The near future of Agentic AI will be defined less by “the perfect agent” and more by early pioneers and serve as industry “proofs of concept” and an ecosystem that forms around enabling frameworks and capabilities, as well as standards to improve reliability and adoption. A growing share of “agentic capability” will get commoditized and bundled into mainstream products, so teams won’t always need to custom-build agents from scratch – we can already see the beginnings of this, with platforms like ChatGPT providing multi-modal capabilities, native integration of 3rd party tools, and connectors to import Slack, email, and Google docs for context. 
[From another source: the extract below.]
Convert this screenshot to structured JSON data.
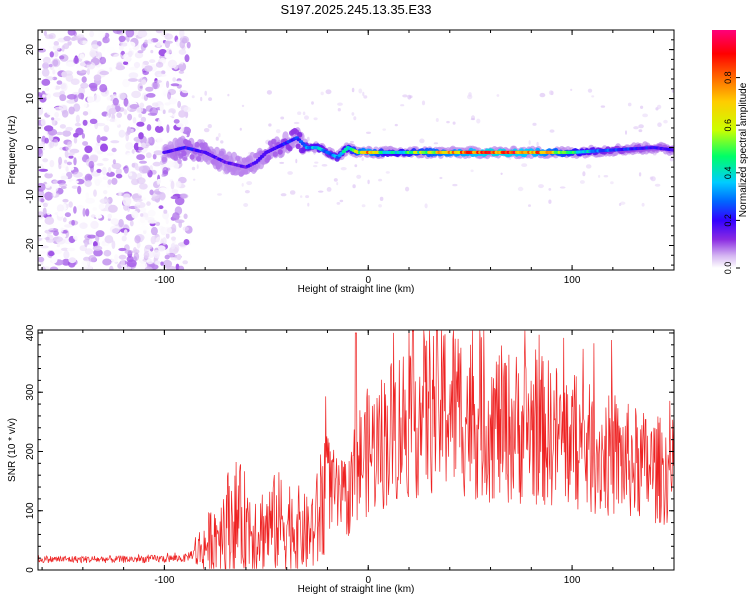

At the same time, protocols and standards will create an integration fabric that makes it dramatically easier for agents to connect to tools, data sources, and even other agents across vendors. As interoperability improves, the default approach will inevitably shift from bespoke integration, to plugging into an existing ecosystem and composing larger, end-to-end flows with far less effort. This plumbing will also make simple, personal agents far more viable and accessible. And while it’s tempting to imagine agents that “rewrite themselves,” the more realistic (and more useful) path is continuous improvement through feedback loops: capturing failures, running evals, refining prompts and tool policies, improving retrieval, and iterating on workflows. 
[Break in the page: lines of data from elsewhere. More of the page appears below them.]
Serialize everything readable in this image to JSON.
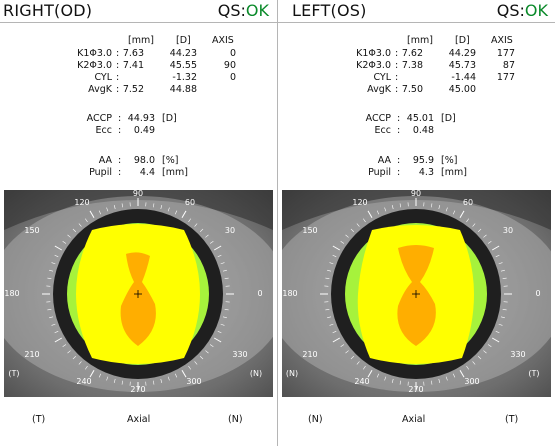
{
  "right": {
    "title": "RIGHT(OD)",
    "qs_label": "QS:",
    "qs_value": "OK",
    "col_headers": {
      "mm": "[mm]",
      "d": "[D]",
      "axis": "AXIS"
    },
    "rows": [
      {
        "label": "K1Φ3.0",
        "mm": "7.63",
        "d": "44.23",
        "axis": "0"
      },
      {
        "label": "K2Φ3.0",
        "mm": "7.41",
        "d": "45.55",
        "axis": "90"
      },
      {
        "label": "CYL",
        "mm": "",
        "d": "-1.32",
        "axis": "0"
      },
      {
        "label": "AvgK",
        "mm": "7.52",
        "d": "44.88",
        "axis": ""
      }
    ],
    "accp": {
      "label": "ACCP",
      "value": "44.93",
      "unit": "[D]"
    },
    "ecc": {
      "label": "Ecc",
      "value": "0.49"
    },
    "aa": {
      "label": "AA",
      "value": "98.0",
      "unit": "[%]"
    },
    "pupil": {
      "label": "Pupil",
      "value": "4.4",
      "unit": "[mm]"
    },
    "map": {
      "ticks": [
        "90",
        "60",
        "30",
        "0",
        "330",
        "300",
        "270",
        "240",
        "210",
        "180",
        "150",
        "120"
      ],
      "nasal_mark": "(N)",
      "temporal_mark": "(T)",
      "colors": {
        "main": "#ffff00",
        "flat": "#a6f23c",
        "steep": "#ffae00"
      }
    },
    "footer": {
      "left": "(T)",
      "center": "Axial",
      "right": "(N)"
    }
  },
  "left": {
    "title": "LEFT(OS)",
    "qs_label": "QS:",
    "qs_value": "OK",
    "col_headers": {
      "mm": "[mm]",
      "d": "[D]",
      "axis": "AXIS"
    },
    "rows": [
      {
        "label": "K1Φ3.0",
        "mm": "7.62",
        "d": "44.29",
        "axis": "177"
      },
      {
        "label": "K2Φ3.0",
        "mm": "7.38",
        "d": "45.73",
        "axis": "87"
      },
      {
        "label": "CYL",
        "mm": "",
        "d": "-1.44",
        "axis": "177"
      },
      {
        "label": "AvgK",
        "mm": "7.50",
        "d": "45.00",
        "axis": ""
      }
    ],
    "accp": {
      "label": "ACCP",
      "value": "45.01",
      "unit": "[D]"
    },
    "ecc": {
      "label": "Ecc",
      "value": "0.48"
    },
    "aa": {
      "label": "AA",
      "value": "95.9",
      "unit": "[%]"
    },
    "pupil": {
      "label": "Pupil",
      "value": "4.3",
      "unit": "[mm]"
    },
    "map": {
      "ticks": [
        "90",
        "60",
        "30",
        "0",
        "330",
        "300",
        "270",
        "240",
        "210",
        "180",
        "150",
        "120"
      ],
      "nasal_mark": "(N)",
      "temporal_mark": "(T)",
      "colors": {
        "main": "#ffff00",
        "flat": "#a6f23c",
        "steep": "#ffae00"
      }
    },
    "footer": {
      "left": "(N)",
      "center": "Axial",
      "right": "(T)"
    }
  }
}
Systems will become better over time, at proposing fixes and testing them safely, but will find a harmonious balance between self-improvement and human-driven evaluation and guardrails.. As models and architectures improve, we should also see stronger planning and decisioning, which will reduce the need for Humans-in-the-Loop (HITL) on routine work for many tasks.  In reality, there are some high-risk/impact decisions that likely will always require some degree of human insight (eg legal, medical decisions) – this balance will be more driven by our social contract with technology however, rather than a result of technical inability. 

Conclusion

The Generative AI wave has only recently arrived and already has profound implications, but the next S-curve is forming quickly. Agentic AI moves beyond content generation into execution (eg planning work, calling tools, and completing tasks). The upside is a major leap in productivity, but the challenge is building the right balance of autonomy and accountability.

It’s still early, and today’s systems are imperfect, which is why most deployments will need to keep humans in the loop. But as agentic workflows mature into more autonomous agents, and standards reduce the friction of integration, the direction is clear: humans will shift from “operators” to managers of AI coworkers, setting objectives and constraints while teams of agents handle more of the day-to-day execution. The smartest path forward is to start with bounded workflows, measure outcomes, and expand autonomy as reliability proves itself.